For PSA tests for prostate cancer screening? 742 to 1000.

And for bone density measurements, so that osteoporosis can be detected and treated earlier to prevent fractures? In the large British SCOOP study of women aged 70 to 85, the absolute risk of suffering a hip fracture in the following five years fell by 0.9%. This corresponds to an NNS of 111. This means that 111 older women would have to be screened—and treated if necessary—to prevent a single one of them from suffering a hip fracture in the next few years that would have occurred without screening.
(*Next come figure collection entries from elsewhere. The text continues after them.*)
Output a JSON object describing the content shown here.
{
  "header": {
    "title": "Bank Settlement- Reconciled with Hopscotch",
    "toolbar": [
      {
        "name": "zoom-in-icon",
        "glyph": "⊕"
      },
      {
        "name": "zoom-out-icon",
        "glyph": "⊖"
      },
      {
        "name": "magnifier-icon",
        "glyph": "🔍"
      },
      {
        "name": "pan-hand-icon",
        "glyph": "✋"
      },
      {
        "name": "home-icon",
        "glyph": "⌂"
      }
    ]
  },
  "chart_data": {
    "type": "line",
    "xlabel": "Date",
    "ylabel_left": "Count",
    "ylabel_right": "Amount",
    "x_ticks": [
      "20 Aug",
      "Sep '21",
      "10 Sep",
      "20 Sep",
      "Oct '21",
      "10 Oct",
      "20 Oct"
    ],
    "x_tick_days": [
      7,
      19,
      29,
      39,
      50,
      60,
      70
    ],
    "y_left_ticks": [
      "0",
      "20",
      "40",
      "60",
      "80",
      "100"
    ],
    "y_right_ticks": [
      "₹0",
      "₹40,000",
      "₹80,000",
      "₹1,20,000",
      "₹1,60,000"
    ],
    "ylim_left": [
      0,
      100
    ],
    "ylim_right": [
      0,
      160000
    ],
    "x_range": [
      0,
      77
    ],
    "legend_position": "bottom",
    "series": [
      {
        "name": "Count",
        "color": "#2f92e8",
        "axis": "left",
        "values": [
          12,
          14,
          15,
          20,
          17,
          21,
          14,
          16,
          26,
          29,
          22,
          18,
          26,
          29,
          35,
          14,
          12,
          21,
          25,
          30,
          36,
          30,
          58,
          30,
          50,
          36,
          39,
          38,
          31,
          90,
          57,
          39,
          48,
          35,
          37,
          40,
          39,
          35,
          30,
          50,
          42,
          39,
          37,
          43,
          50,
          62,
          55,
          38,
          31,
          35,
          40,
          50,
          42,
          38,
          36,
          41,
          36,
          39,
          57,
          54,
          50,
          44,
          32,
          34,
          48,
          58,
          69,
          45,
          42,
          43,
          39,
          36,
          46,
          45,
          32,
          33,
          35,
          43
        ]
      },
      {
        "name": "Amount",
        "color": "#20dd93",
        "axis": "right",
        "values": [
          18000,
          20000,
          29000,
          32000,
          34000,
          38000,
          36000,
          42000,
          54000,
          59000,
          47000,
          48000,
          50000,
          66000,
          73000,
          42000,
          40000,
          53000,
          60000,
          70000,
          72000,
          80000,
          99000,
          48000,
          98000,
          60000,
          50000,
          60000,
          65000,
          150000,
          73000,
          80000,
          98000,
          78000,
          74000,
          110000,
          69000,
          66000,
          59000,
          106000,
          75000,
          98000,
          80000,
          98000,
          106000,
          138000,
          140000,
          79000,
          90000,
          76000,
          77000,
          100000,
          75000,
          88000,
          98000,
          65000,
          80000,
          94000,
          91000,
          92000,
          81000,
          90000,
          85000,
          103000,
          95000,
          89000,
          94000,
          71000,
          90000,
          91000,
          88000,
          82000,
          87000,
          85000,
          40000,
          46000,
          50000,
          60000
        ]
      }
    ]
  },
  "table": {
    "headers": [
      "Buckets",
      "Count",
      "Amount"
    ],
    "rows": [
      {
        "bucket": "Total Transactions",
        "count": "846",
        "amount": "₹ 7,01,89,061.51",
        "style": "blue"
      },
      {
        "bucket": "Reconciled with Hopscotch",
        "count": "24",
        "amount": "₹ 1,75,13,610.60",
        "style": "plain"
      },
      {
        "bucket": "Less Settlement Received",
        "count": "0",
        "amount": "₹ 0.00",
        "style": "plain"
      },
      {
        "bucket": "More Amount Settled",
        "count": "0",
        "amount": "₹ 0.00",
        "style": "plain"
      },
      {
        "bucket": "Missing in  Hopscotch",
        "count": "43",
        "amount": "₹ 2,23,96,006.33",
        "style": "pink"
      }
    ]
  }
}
What should we think of a doctor who is unaware of these revealing values, ignores them, and conceals them from his patients? Doesn’t the principle of “informed consent” oblige him to communicate them in advance? His actions are professionally and ethically questionable. NNT, NNH, and NNS make risks and benefits tangible; they are essential for informed decisions. Period.

(Harald Wiesendanger)

Notes

(1) Simvastatin was launched in pharmacies in Germany in 1990 under the trade name Zocor. Global sales since its market launch, including generics after the patent expired in 2006, are estimated at 40 to 60 billion US dollars.

(2) Calculation basis: The mortality rate in the untreated group is 2.8% (risk rc = 0.028). The relative risk reduction (RRR) of 16% reduces the risk in the treated group to rt = rc × (1−0.16) = 0.028 × 0.84 = 0.02352 or 2.352%. The absolute risk reduction (ARR) is ARR = rc –rt =0.00448 or 0.448%.

NNT = (1 divided by ARR) minus (1 divided by 0.00448) is approximately equal to 223. This NNT is typical for statins in primary prevention at low baseline risk (e.g., 2.8% mortality rate), where the absolute benefit is small, while it is lower at higher risk (secondary prevention) (e.g., NNT 50–100).